Anthony Bourdain’s Favorite Jewish Deli Pays Tribute: His Breakfast Order And An Empty Chair

Nova Scotia lox and egg scramble. A toasted poppyseed bagel. A pot of black coffee and a glass of orange juice.

The staff at Barney Greengrass, a historic Jewish deli on Manhattan’s Upper West Side, honored chef Anthony Bourdain by serving his regular breakfast order today, at an empty table with a single chair.

Bourdain died on Friday at 61 years-old, having lived an outsized life that seemed to value respect and curiosity above all else.

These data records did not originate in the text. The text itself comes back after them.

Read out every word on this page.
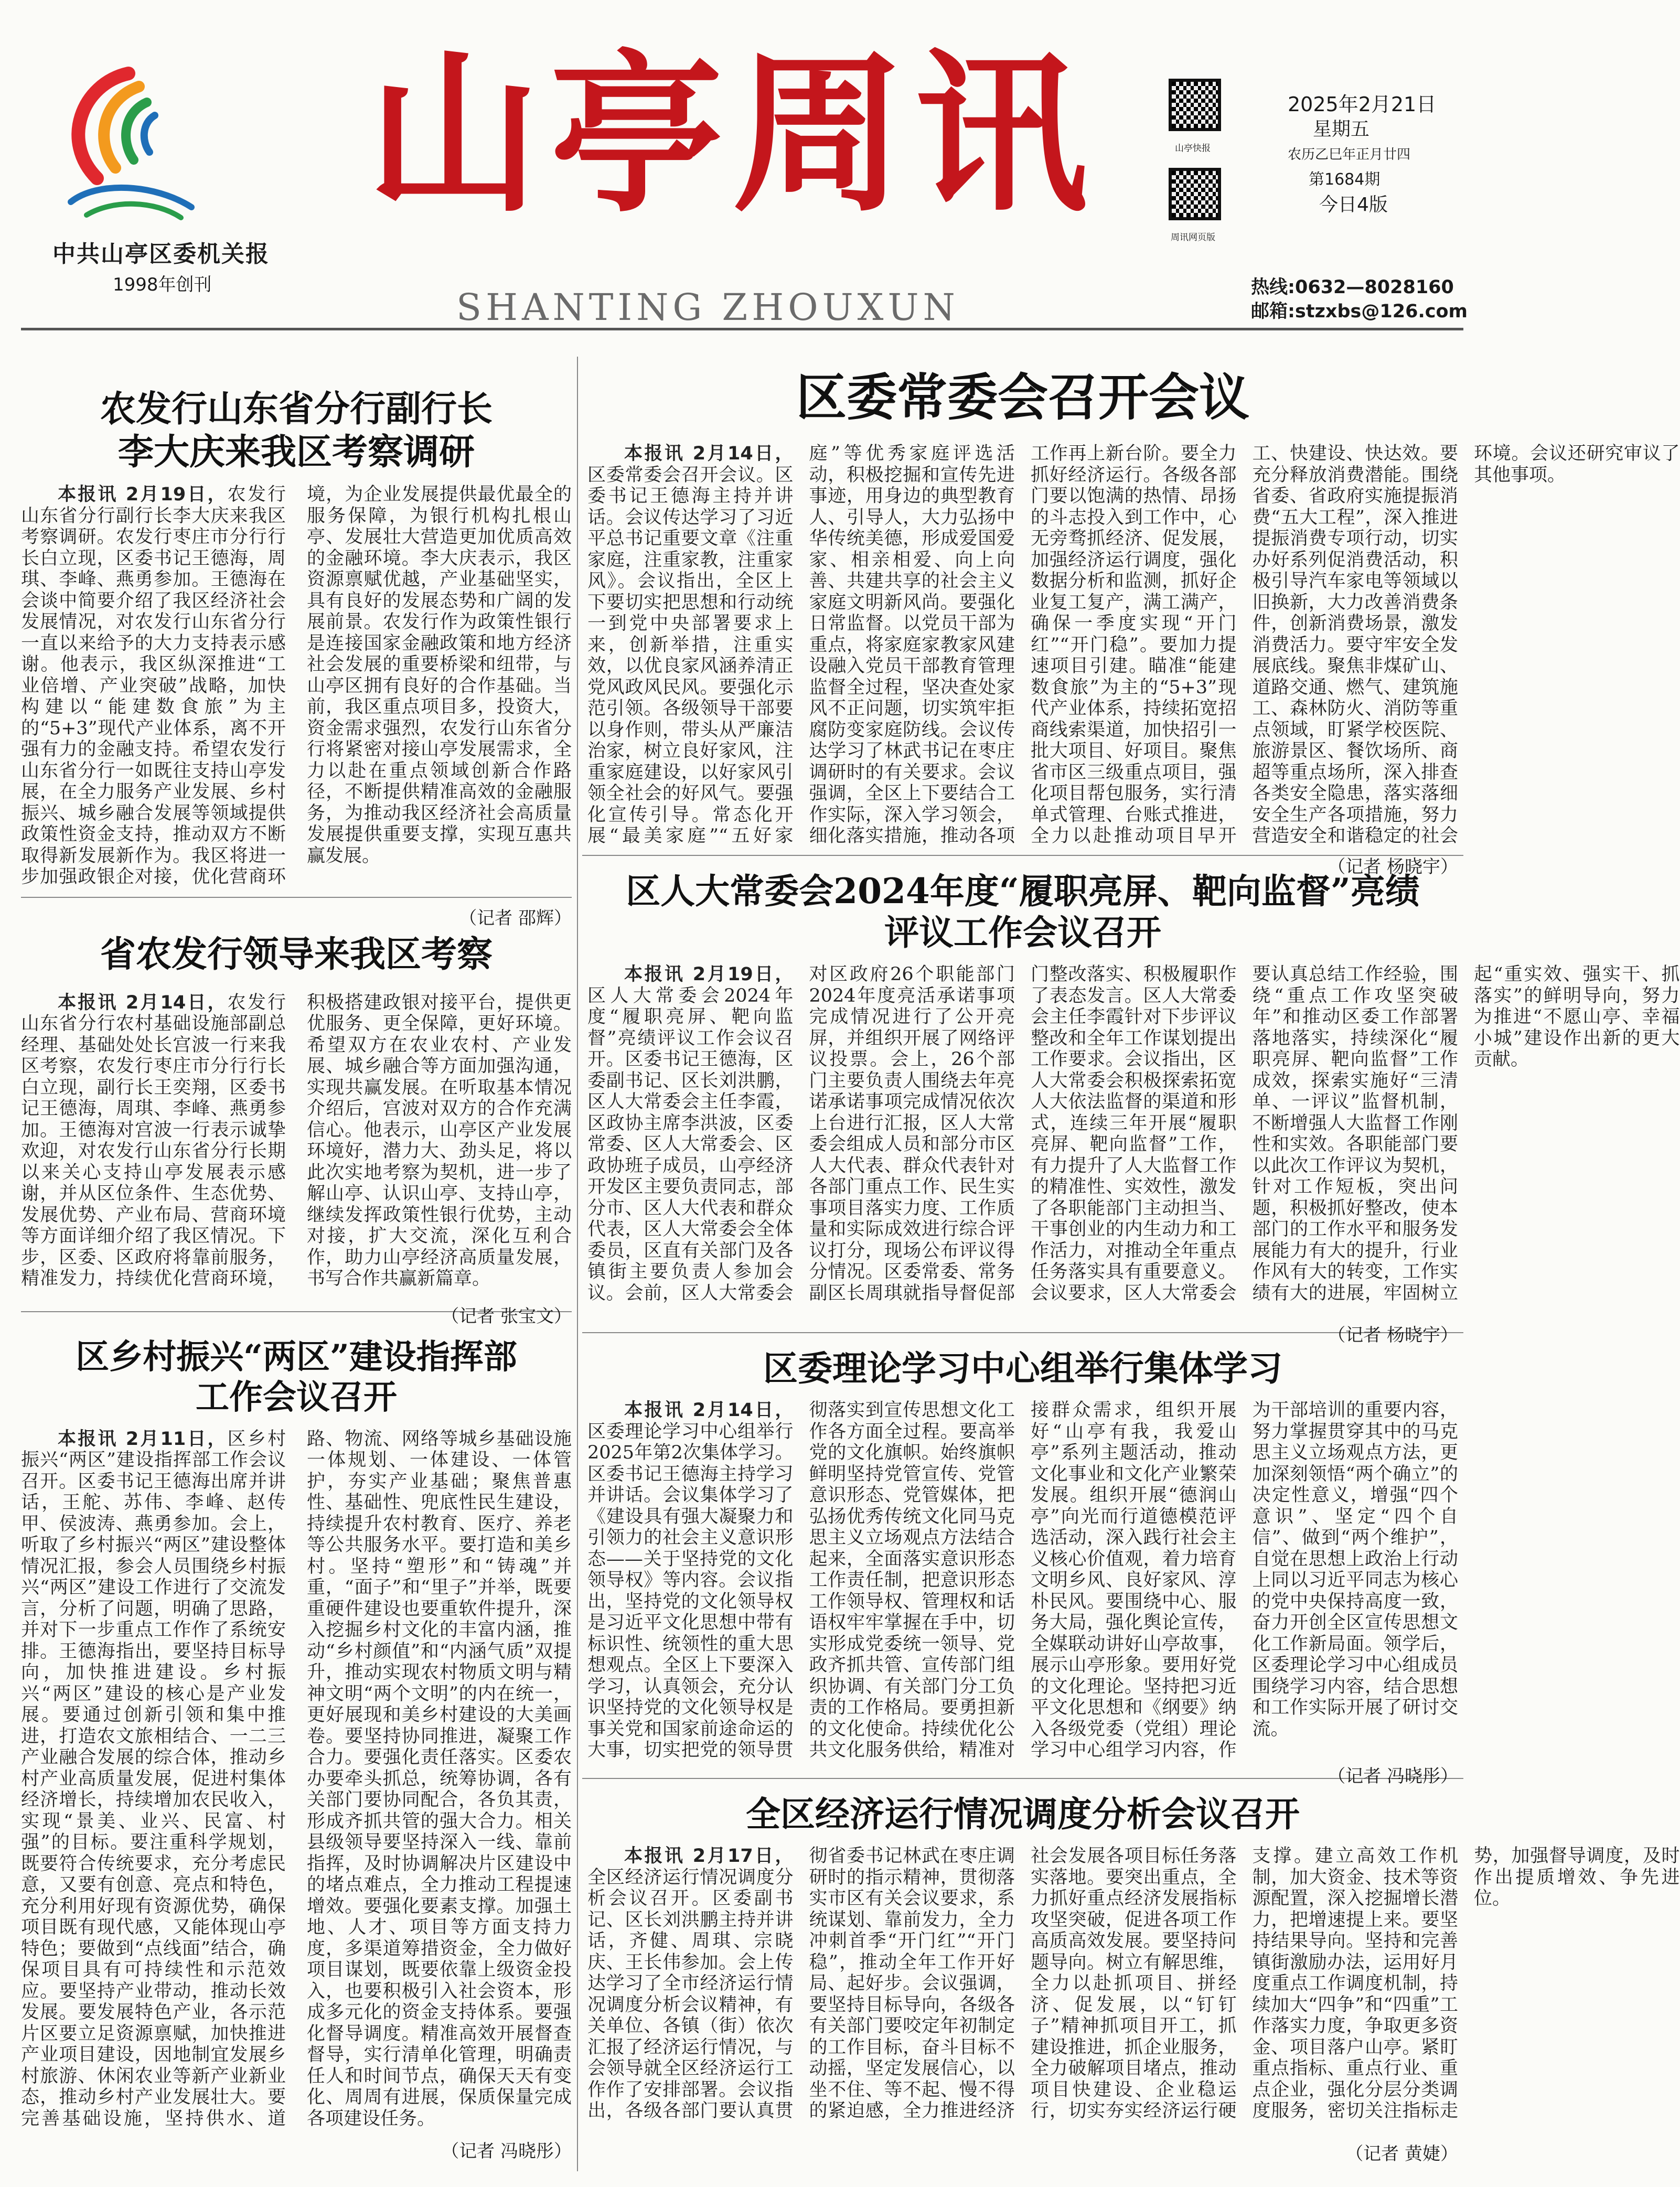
中共山亭区委机关报
1998年创刊
山亭周讯
SHANTING ZHOUXUN
山亭快报
周讯网页版
2025年2月21日
星期五
农历乙巳年正月廿四
第1684期
今日4版
热线:0632—8028160
邮箱:stzxbs@126.com
农发行山东省分行副行长
李大庆来我区考察调研

本报讯 2月19日，农发行山东省分行副行长李大庆来我区考察调研。农发行枣庄市分行行长白立现，区委书记王德海，周琪、李峰、燕勇参加。王德海在会谈中简要介绍了我区经济社会发展情况，对农发行山东省分行一直以来给予的大力支持表示感谢。他表示，我区纵深推进“工业倍增、产业突破”战略，加快构建以“能建数食旅”为主的“5+3”现代产业体系，离不开强有力的金融支持。希望农发行山东省分行一如既往支持山亭发展，在全力服务产业发展、乡村振兴、城乡融合发展等领域提供政策性资金支持，推动双方不断取得新发展新作为。我区将进一步加强政银企对接，优化营商环境，为企业发展提供最优最全的服务保障，为银行机构扎根山亭、发展壮大营造更加优质高效的金融环境。李大庆表示，我区资源禀赋优越，产业基础坚实，具有良好的发展态势和广阔的发展前景。农发行作为政策性银行是连接国家金融政策和地方经济社会发展的重要桥梁和纽带，与山亭区拥有良好的合作基础。当前，我区重点项目多，投资大，资金需求强烈，农发行山东省分行将紧密对接山亭发展需求，全力以赴在重点领域创新合作路径，不断提供精准高效的金融服务，为推动我区经济社会高质量发展提供重要支撑，实现互惠共赢发展。

（记者 邵辉）
省农发行领导来我区考察

本报讯 2月14日，农发行山东省分行农村基础设施部副总经理、基础处处长宫波一行来我区考察，农发行枣庄市分行行长白立现，副行长王奕翔，区委书记王德海，周琪、李峰、燕勇参加。王德海对宫波一行表示诚挚欢迎，对农发行山东省分行长期以来关心支持山亭发展表示感谢，并从区位条件、生态优势、发展优势、产业布局、营商环境等方面详细介绍了我区情况。下步，区委、区政府将靠前服务，精准发力，持续优化营商环境，积极搭建政银对接平台，提供更优服务、更全保障，更好环境。希望双方在农业农村、产业发展、城乡融合等方面加强沟通，实现共赢发展。在听取基本情况介绍后，宫波对双方的合作充满信心。他表示，山亭区产业发展环境好，潜力大、劲头足，将以此次实地考察为契机，进一步了解山亭、认识山亭、支持山亭，继续发挥政策性银行优势，主动对接，扩大交流，深化互利合作，助力山亭经济高质量发展，书写合作共赢新篇章。

（记者 张宝文）
区乡村振兴“两区”建设指挥部
工作会议召开

本报讯 2月11日，区乡村振兴“两区”建设指挥部工作会议召开。区委书记王德海出席并讲话，王舵、苏伟、李峰、赵传甲、侯波涛、燕勇参加。会上，听取了乡村振兴“两区”建设整体情况汇报，参会人员围绕乡村振兴“两区”建设工作进行了交流发言，分析了问题，明确了思路，并对下一步重点工作作了系统安排。王德海指出，要坚持目标导向，加快推进建设。乡村振兴“两区”建设的核心是产业发展。要通过创新引领和集中推进，打造农文旅相结合、一二三产业融合发展的综合体，推动乡村产业高质量发展，促进村集体经济增长，持续增加农民收入，实现“景美、业兴、民富、村强”的目标。要注重科学规划，既要符合传统要求，充分考虑民意，又要有创意、亮点和特色，充分利用好现有资源优势，确保项目既有现代感，又能体现山亭特色；要做到“点线面”结合，确保项目具有可持续性和示范效应。要坚持产业带动，推动长效发展。要发展特色产业，各示范片区要立足资源禀赋，加快推进产业项目建设，因地制宜发展乡村旅游、休闲农业等新产业新业态，推动乡村产业发展壮大。要完善基础设施，坚持供水、道路、物流、网络等城乡基础设施一体规划、一体建设、一体管护，夯实产业基础；聚焦普惠性、基础性、兜底性民生建设，持续提升农村教育、医疗、养老等公共服务水平。要打造和美乡村。坚持“塑形”和“铸魂”并重，“面子”和“里子”并举，既要重硬件建设也要重软件提升，深入挖掘乡村文化的丰富内涵，推动“乡村颜值”和“内涵气质”双提升，推动实现农村物质文明与精神文明“两个文明”的内在统一，更好展现和美乡村建设的大美画卷。要坚持协同推进，凝聚工作合力。要强化责任落实。区委农办要牵头抓总，统筹协调，各有关部门要协同配合，各负其责，形成齐抓共管的强大合力。相关县级领导要坚持深入一线、靠前指挥，及时协调解决片区建设中的堵点难点，全力推动工程提速增效。要强化要素支撑。加强土地、人才、项目等方面支持力度，多渠道筹措资金，全力做好项目谋划，既要依靠上级资金投入，也要积极引入社会资本，形成多元化的资金支持体系。要强化督导调度。精准高效开展督查督导，实行清单化管理，明确责任人和时间节点，确保天天有变化、周周有进展，保质保量完成各项建设任务。

（记者 冯晓彤）
区委常委会召开会议

本报讯 2月14日，区委常委会召开会议。区委书记王德海主持并讲话。会议传达学习了习近平总书记重要文章《注重家庭，注重家教，注重家风》。会议指出，全区上下要切实把思想和行动统一到党中央部署要求上来，创新举措，注重实效，以优良家风涵养清正党风政风民风。要强化示范引领。各级领导干部要以身作则，带头从严廉洁治家，树立良好家风，注重家庭建设，以好家风引领全社会的好风气。要强化宣传引导。常态化开展“最美家庭”“五好家庭”等优秀家庭评选活动，积极挖掘和宣传先进事迹，用身边的典型教育人、引导人，大力弘扬中华传统美德，形成爱国爱家、相亲相爱、向上向善、共建共享的社会主义家庭文明新风尚。要强化日常监督。以党员干部为重点，将家庭家教家风建设融入党员干部教育管理监督全过程，坚决查处家风不正问题，切实筑牢拒腐防变家庭防线。会议传达学习了林武书记在枣庄调研时的有关要求。会议强调，全区上下要结合工作实际，深入学习领会，细化落实措施，推动各项工作再上新台阶。要全力抓好经济运行。各级各部门要以饱满的热情、昂扬的斗志投入到工作中，心无旁骛抓经济、促发展，加强经济运行调度，强化数据分析和监测，抓好企业复工复产，满工满产，确保一季度实现“开门红”“开门稳”。要加力提速项目引建。瞄准“能建数食旅”为主的“5+3”现代产业体系，持续拓宽招商线索渠道，加快招引一批大项目、好项目。聚焦省市区三级重点项目，强化项目帮包服务，实行清单式管理、台账式推进，全力以赴推动项目早开工、快建设、快达效。要充分释放消费潜能。围绕省委、省政府实施提振消费“五大工程”，深入推进提振消费专项行动，切实办好系列促消费活动，积极引导汽车家电等领域以旧换新，大力改善消费条件，创新消费场景，激发消费活力。要守牢安全发展底线。聚焦非煤矿山、道路交通、燃气、建筑施工、森林防火、消防等重点领域，盯紧学校医院、旅游景区、餐饮场所、商超等重点场所，深入排查各类安全隐患，落实落细安全生产各项措施，努力营造安全和谐稳定的社会环境。会议还研究审议了其他事项。

（记者 杨晓宇）
区人大常委会2024年度“履职亮屏、靶向监督”亮绩
评议工作会议召开

本报讯 2月19日，区人大常委会2024年度“履职亮屏、靶向监督”亮绩评议工作会议召开。区委书记王德海，区委副书记、区长刘洪鹏，区人大常委会主任李霞，区政协主席李洪波，区委常委、区人大常委会、区政协班子成员，山亭经济开发区主要负责同志，部分市、区人大代表和群众代表，区人大常委会全体委员，区直有关部门及各镇街主要负责人参加会议。会前，区人大常委会对区政府26个职能部门2024年度亮活承诺事项完成情况进行了公开亮屏，并组织开展了网络评议投票。会上，26个部门主要负责人围绕去年亮诺承诺事项完成情况依次上台进行汇报，区人大常委会组成人员和部分市区人大代表、群众代表针对各部门重点工作、民生实事项目落实力度、工作质量和实际成效进行综合评议打分，现场公布评议得分情况。区委常委、常务副区长周琪就指导督促部门整改落实、积极履职作了表态发言。区人大常委会主任李霞针对下步评议整改和全年工作谋划提出工作要求。会议指出，区人大常委会积极探索拓宽人大依法监督的渠道和形式，连续三年开展“履职亮屏、靶向监督”工作，有力提升了人大监督工作的精准性、实效性，激发了各职能部门主动担当、干事创业的内生动力和工作活力，对推动全年重点任务落实具有重要意义。会议要求，区人大常委会要认真总结工作经验，围绕“重点工作攻坚突破年”和推动区委工作部署落地落实，持续深化“履职亮屏、靶向监督”工作成效，探索实施好“三清单、一评议”监督机制，不断增强人大监督工作刚性和实效。各职能部门要以此次工作评议为契机，针对工作短板，突出问题，积极抓好整改，使本部门的工作水平和服务发展能力有大的提升，行业作风有大的转变，工作实绩有大的进展，牢固树立起“重实效、强实干、抓落实”的鲜明导向，努力为推进“不愿山亭、幸福小城”建设作出新的更大贡献。

（记者 杨晓宇）
区委理论学习中心组举行集体学习

本报讯 2月14日，区委理论学习中心组举行2025年第2次集体学习。区委书记王德海主持学习并讲话。会议集体学习了《建设具有强大凝聚力和引领力的社会主义意识形态——关于坚持党的文化领导权》等内容。会议指出，坚持党的文化领导权是习近平文化思想中带有标识性、统领性的重大思想观点。全区上下要深入学习，认真领会，充分认识坚持党的文化领导权是事关党和国家前途命运的大事，切实把党的领导贯彻落实到宣传思想文化工作各方面全过程。要高举党的文化旗帜。始终旗帜鲜明坚持党管宣传、党管意识形态、党管媒体，把弘扬优秀传统文化同马克思主义立场观点方法结合起来，全面落实意识形态工作责任制，把意识形态工作领导权、管理权和话语权牢牢掌握在手中，切实形成党委统一领导、党政齐抓共管、宣传部门组织协调、有关部门分工负责的工作格局。要勇担新的文化使命。持续优化公共文化服务供给，精准对接群众需求，组织开展好“山亭有我，我爱山亭”系列主题活动，推动文化事业和文化产业繁荣发展。组织开展“德润山亭”向光而行道德模范评选活动，深入践行社会主义核心价值观，着力培育文明乡风、良好家风、淳朴民风。要围绕中心、服务大局，强化舆论宣传，全媒联动讲好山亭故事，展示山亭形象。要用好党的文化理论。坚持把习近平文化思想和《纲要》纳入各级党委（党组）理论学习中心组学习内容，作为干部培训的重要内容，努力掌握贯穿其中的马克思主义立场观点方法，更加深刻领悟“两个确立”的决定性意义，增强“四个意识”、坚定“四个自信”、做到“两个维护”，自觉在思想上政治上行动上同以习近平同志为核心的党中央保持高度一致，奋力开创全区宣传思想文化工作新局面。领学后，区委理论学习中心组成员围绕学习内容，结合思想和工作实际开展了研讨交流。

（记者 冯晓彤）
全区经济运行情况调度分析会议召开

本报讯 2月17日，全区经济运行情况调度分析会议召开。区委副书记、区长刘洪鹏主持并讲话，齐健、周琪、宗晓庆、王长伟参加。会上传达学习了全市经济运行情况调度分析会议精神，有关单位、各镇（街）依次汇报了经济运行情况，与会领导就全区经济运行工作作了安排部署。会议指出，各级各部门要认真贯彻省委书记林武在枣庄调研时的指示精神，贯彻落实市区有关会议要求，系统谋划、靠前发力，全力冲刺首季“开门红”“开门稳”，推动全年工作开好局、起好步。会议强调，要坚持目标导向，各级各有关部门要咬定年初制定的工作目标，奋斗目标不动摇，坚定发展信心，以坐不住、等不起、慢不得的紧迫感，全力推进经济社会发展各项目标任务落实落地。要突出重点，全力抓好重点经济发展指标攻坚突破，促进各项工作高质高效发展。要坚持问题导向。树立有解思维，全力以赴抓项目、拼经济、促发展，以“钉钉子”精神抓项目开工，抓建设推进，抓企业服务，全力破解项目堵点，推动项目快建设、企业稳运行，切实夯实经济运行硬支撑。建立高效工作机制，加大资金、技术等资源配置，深入挖掘增长潜力，把增速提上来。要坚持结果导向。坚持和完善镇街激励办法，运用好月度重点工作调度机制，持续加大“四争”和“四重”工作落实力度，争取更多资金、项目落户山亭。紧盯重点指标、重点行业、重点企业，强化分层分类调度服务，密切关注指标走势，加强督导调度，及时作出提质增效、争先进位。

（记者 黄婕）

Staff at Barney Greengrass told Van Tieu, the CNN NY1 reporter who discovered the tribute and posted the image to social media, that Bourdain’s “humble humor is greatly missed at the deli counter.”

Bourdain devoted an episode of his TV show “A Cook’s Tour” to New York City in 2002 in his signature style (New York City “sometimes sucks” he reflected.) “Whenever I want to treat myself to the best breakfast in New York — in fact, the best breakfast in the universe,” Bourdain said, “I go to a place in my neighborhood famed for just that: the legendary Barney Greengrass.”

Bourdain spoke in the clip, as he always did, about the history of the food — Jewish immigrants, he said, brought deli food to New York City. “Like everything else in this city, the food and culture that once belonged to them now belongs to everyone,” he said, digging into his meal.